Every morning I wake up ready to write the blog.  I mostly don’t know what I’m going to write about as I let the dogs out, let Lily Belle back in with hubby to snooze a while longer, let Eugene finish off Mason Diablo the Cat’s breakfast, do some practice with Eugene — sit, stay, leave it, roll over, shake — get my water, get settled on the chair, then Gino gets settled on my lap, and then the blog idea is there. And the words come out marching across the page like little messengers of love or angst or renovations or memories or thoughts that float to the surface about the man and his grass in a small town 50 years ago.  And it’s a little bit of heaven for a small person like me to think that someone in Republic of Korea, or Brazil or Australia, or India has stopped for a peek at my blog.

Lest Ego get involved, Id says, “But, you posted two blogs yesterday morning, and then reblogged that awesome blog last night, so that huge number yesterday was pumped up by extra blogging.  Id is so true, and Ego slinks away into her little place in my gut to ruminate about that darned Id and her honesty, but it is Ego that got me to put myself out there. Gave me the gumption and fearlessness.

I hear that a lot from people who are reading.  You “really put yourself out there” and Ego fuels that desire to write down the bones, but Integrity is the one who truly rules my insides, both Id and Ego are nothing without her, they both know that.  And Integrity says, “Brush off the Editor from your shoulder and get to it, otherwise you’ll have mean old Regret around to haunt you, and no one, not a single person ever plans to invite Regret to the party.”

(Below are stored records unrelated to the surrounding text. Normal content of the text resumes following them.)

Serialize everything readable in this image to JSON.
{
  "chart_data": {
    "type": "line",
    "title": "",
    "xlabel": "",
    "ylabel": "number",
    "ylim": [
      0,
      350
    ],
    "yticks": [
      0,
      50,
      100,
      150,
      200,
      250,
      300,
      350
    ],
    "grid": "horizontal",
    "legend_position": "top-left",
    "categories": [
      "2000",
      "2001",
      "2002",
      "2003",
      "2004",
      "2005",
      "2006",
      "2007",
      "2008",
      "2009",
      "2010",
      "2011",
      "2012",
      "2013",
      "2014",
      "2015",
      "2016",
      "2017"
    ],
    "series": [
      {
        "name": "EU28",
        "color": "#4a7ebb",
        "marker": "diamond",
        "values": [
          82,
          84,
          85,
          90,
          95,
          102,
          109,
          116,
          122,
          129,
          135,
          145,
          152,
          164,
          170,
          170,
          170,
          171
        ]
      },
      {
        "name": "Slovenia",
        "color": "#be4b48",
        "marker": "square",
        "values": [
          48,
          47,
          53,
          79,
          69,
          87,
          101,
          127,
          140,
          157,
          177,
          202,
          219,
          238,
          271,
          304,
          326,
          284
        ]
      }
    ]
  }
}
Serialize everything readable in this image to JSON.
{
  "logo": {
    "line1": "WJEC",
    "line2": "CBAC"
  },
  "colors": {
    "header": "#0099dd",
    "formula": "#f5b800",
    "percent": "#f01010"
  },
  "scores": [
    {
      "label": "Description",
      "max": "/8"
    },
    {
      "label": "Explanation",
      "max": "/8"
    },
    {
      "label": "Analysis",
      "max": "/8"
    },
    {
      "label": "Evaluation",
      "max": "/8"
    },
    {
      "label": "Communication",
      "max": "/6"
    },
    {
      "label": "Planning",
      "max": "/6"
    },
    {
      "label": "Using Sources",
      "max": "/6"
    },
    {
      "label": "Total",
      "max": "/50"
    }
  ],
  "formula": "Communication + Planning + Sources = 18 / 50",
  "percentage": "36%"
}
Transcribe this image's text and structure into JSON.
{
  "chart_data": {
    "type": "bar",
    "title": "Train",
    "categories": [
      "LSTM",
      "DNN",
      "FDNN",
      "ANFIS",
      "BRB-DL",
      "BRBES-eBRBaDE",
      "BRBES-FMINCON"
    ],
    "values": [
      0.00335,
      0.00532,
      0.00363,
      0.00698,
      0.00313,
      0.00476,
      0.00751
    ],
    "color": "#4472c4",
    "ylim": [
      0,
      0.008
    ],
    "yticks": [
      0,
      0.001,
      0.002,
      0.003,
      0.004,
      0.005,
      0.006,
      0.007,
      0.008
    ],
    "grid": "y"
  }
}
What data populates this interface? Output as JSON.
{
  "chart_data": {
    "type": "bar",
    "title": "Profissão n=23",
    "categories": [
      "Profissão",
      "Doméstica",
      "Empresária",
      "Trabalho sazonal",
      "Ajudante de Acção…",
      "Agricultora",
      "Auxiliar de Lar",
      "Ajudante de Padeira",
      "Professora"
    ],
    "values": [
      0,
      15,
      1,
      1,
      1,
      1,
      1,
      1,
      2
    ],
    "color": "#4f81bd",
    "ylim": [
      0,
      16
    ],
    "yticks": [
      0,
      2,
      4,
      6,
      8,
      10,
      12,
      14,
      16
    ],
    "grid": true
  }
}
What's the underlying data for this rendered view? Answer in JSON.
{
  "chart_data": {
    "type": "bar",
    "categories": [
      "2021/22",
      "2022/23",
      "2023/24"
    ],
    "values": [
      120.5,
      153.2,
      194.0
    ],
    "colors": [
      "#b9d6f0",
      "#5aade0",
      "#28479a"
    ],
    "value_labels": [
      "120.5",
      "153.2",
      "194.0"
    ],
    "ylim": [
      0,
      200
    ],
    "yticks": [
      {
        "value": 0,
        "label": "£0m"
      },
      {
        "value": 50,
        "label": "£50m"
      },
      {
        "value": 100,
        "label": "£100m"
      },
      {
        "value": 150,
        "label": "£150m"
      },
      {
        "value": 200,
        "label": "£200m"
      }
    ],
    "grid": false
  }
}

And this is basically the instinctual, intellectual and creative struggle inside my heart that fuels my writing.

Regret, no one truly plans to invite her to the party, yet she often shows up because we are careless, or tired, or afraid.  Regret preys on our weaknesses, so that in the end, we say, I regret that I didn’t…I regret that I did…you can fill in the blanks.  You’ve invited Regret, too.  We all have.  Until Regret has the final say in something, we don’t realize how strongly a part she plays in our unhappiness.  It takes Courage to stand up to Regret, to make sure she does not have the final say in a certain relationship, in our careers, our marriages, our parenting, our lives.

Ego, Id and Integrity know that the reason I write is to touch someone’s life, to reach across rivers and oceans and over mountains, and through valleys and deserts and forests to the mind and heart of someone I’ll never meet, but maybe, just maybe, they will relate to my words in their world.